By Eleanor McDermid, Senior medwireNews Reporter
Survival of adult patients with low-grade gliomas is better if they are admitted to a hospital that favors early resection, rather than one that opts for biopsy and watchful waiting, shows a study in JAMA.
"Such a potential difference in survival provides important data to help inform the complex question of whether to attempt aggressive [low-grade glioma] resection," writes James Markert (University of Alabama at Birmingham, USA) in an editorial accompanying the study.
However, he notes that the findings are not quite clear-cut; the 95% confidence intervals around the survival estimates overlapped, indicating that the difference between the two groups could have been a chance finding.
The findings are in line with prior studies, but previous research was hampered by strong treatment bias, with patients with a poor prognosis unlikely to be offered resection. The current study took advantage of two hospitals in Norway that had very different policies toward low-grade gliomas, with one favoring early resection and the other preferring biopsy and watchful waiting.
From 1998 through 2009, 66 patients were seen at the hospital that favored watchful waiting, 71% of whom initially underwent biopsy alone. A further 87 patients were seen at the hospital favoring early resection, and just 14% of these had an initial biopsy only. The two hospitals served adjacent geographic areas, so patients' initial treatment was determined to a large extent by where they lived.
During follow up lasting about 7 years, 52% of patients from the watchful-waiting hospital died, compared with 32% of those from the early-resection center.
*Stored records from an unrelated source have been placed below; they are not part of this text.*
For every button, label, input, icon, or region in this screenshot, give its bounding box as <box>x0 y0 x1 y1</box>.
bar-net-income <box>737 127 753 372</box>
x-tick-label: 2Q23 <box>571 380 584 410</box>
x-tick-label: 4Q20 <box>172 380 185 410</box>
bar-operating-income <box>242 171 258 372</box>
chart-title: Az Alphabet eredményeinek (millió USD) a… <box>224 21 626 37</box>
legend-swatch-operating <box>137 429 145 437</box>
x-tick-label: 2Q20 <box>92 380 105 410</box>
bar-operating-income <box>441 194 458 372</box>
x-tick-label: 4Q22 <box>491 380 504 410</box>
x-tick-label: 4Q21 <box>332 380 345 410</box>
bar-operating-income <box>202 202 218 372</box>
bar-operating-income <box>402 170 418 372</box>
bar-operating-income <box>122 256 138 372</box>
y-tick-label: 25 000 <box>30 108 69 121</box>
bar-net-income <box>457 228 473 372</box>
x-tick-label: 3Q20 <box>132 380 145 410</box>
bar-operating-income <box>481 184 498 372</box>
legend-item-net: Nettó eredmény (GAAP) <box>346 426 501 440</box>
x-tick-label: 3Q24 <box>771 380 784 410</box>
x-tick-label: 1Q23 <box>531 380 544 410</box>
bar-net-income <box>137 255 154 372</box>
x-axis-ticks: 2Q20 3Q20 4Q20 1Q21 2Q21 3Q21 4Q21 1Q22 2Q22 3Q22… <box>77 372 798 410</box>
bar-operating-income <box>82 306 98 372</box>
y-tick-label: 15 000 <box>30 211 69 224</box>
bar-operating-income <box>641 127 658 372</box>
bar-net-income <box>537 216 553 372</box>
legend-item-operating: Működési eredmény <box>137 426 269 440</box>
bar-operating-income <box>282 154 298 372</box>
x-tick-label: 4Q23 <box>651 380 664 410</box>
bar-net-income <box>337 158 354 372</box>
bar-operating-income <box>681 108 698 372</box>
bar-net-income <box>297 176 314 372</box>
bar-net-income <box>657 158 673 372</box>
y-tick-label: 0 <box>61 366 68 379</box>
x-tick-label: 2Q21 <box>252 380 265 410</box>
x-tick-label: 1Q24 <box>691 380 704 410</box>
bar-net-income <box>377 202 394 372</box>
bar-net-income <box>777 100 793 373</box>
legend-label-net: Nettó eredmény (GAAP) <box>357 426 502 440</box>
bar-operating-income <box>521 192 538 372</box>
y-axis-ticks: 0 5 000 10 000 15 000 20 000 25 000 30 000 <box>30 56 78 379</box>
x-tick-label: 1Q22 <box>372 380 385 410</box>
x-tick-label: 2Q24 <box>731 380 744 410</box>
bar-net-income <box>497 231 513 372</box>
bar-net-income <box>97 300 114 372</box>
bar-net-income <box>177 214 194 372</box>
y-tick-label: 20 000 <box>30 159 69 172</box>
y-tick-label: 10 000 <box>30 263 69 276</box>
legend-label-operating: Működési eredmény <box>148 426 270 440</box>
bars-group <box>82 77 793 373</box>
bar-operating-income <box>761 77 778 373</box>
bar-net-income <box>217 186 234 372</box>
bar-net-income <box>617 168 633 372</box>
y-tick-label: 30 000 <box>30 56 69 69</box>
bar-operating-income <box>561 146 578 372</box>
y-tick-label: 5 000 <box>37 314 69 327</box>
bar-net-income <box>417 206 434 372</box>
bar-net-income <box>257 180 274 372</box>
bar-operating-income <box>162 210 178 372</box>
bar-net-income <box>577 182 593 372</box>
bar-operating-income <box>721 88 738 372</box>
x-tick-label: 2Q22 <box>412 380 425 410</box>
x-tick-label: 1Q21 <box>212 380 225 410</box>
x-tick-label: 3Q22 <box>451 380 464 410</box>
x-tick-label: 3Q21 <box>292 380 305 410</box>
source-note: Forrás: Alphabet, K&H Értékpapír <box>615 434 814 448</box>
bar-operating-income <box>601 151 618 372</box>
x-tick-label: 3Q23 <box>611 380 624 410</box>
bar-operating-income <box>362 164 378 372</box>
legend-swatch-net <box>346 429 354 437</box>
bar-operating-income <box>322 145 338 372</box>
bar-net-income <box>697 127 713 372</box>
The median survival was 5.9 years for patients at the watchful-waiting center, whereas the median survival point for patients from the early-resection hospital had not been reached at the time of the study.
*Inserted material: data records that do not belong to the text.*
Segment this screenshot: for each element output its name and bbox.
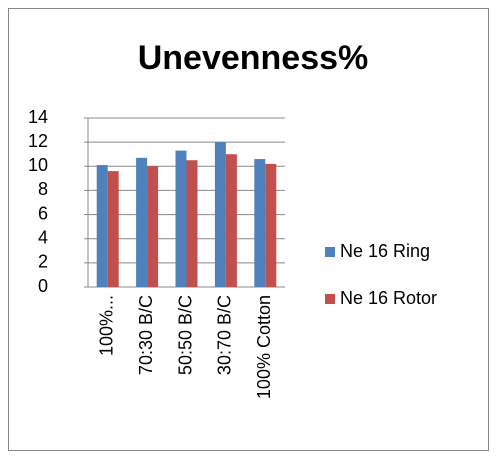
legend-label: Ne 16 Ring (340, 241, 430, 261)
bar (136, 157, 148, 287)
x-tick-label: 100% Cotton (254, 295, 274, 399)
bar (96, 165, 108, 287)
x-tick-label: 50:50 B/C (175, 295, 195, 375)
bar (214, 142, 226, 287)
bar (107, 171, 119, 287)
x-tick-label: 70:30 B/C (136, 295, 156, 375)
bar (254, 159, 266, 287)
y-tick-label: 8 (38, 179, 48, 199)
y-tick-label: 12 (28, 131, 48, 151)
legend-label: Ne 16 Rotor (340, 288, 437, 308)
legend-swatch (325, 294, 335, 304)
x-tick-label: 30:70 B/C (215, 295, 235, 375)
y-tick-label: 6 (38, 203, 48, 223)
y-tick-label: 10 (28, 155, 48, 175)
bar (265, 163, 277, 287)
y-tick-label: 14 (28, 107, 48, 127)
bar (147, 166, 159, 287)
y-tick-label: 0 (38, 276, 48, 296)
bar (175, 150, 187, 287)
bar (225, 154, 237, 287)
legend-swatch (325, 247, 335, 257)
bar (186, 160, 198, 287)
y-tick-label: 2 (38, 252, 48, 272)
chart-title: Unevenness% (138, 39, 369, 77)
x-tick-label: 100%... (96, 295, 116, 356)
y-tick-label: 4 (38, 227, 48, 247)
The survival advantage for patients at the early-resection versus watchful-waiting hospitals became apparent from 3 years after diagnosis, with expected survival rates of 80% versus 70%. This gap increased over time, with rates of 74% versus 60% at 5 years, and 68% versus 44% at 7 years.
Markert notes that more patients from the early-resection than watchful-waiting hospitals had oligodendrogliomas (19 vs 9%), which have naturally high survival rates. However, a post-hoc analysis of patients with astrocytomas, which have poorer survival rates, found that they also benefited from early resection.
The researchers, led by Asgeir Jakola (St Olavs University Hospital, Trondheim, Norway), stress that despite their findings, clinical judgment based on individual patient characteristics remains vital for determining management strategy of low-grade gliomas.
"Nevertheless, based on the observed regional survival difference in the present study, both involved centers now advocate early resections as the initial recommendation in most patients," they conclude.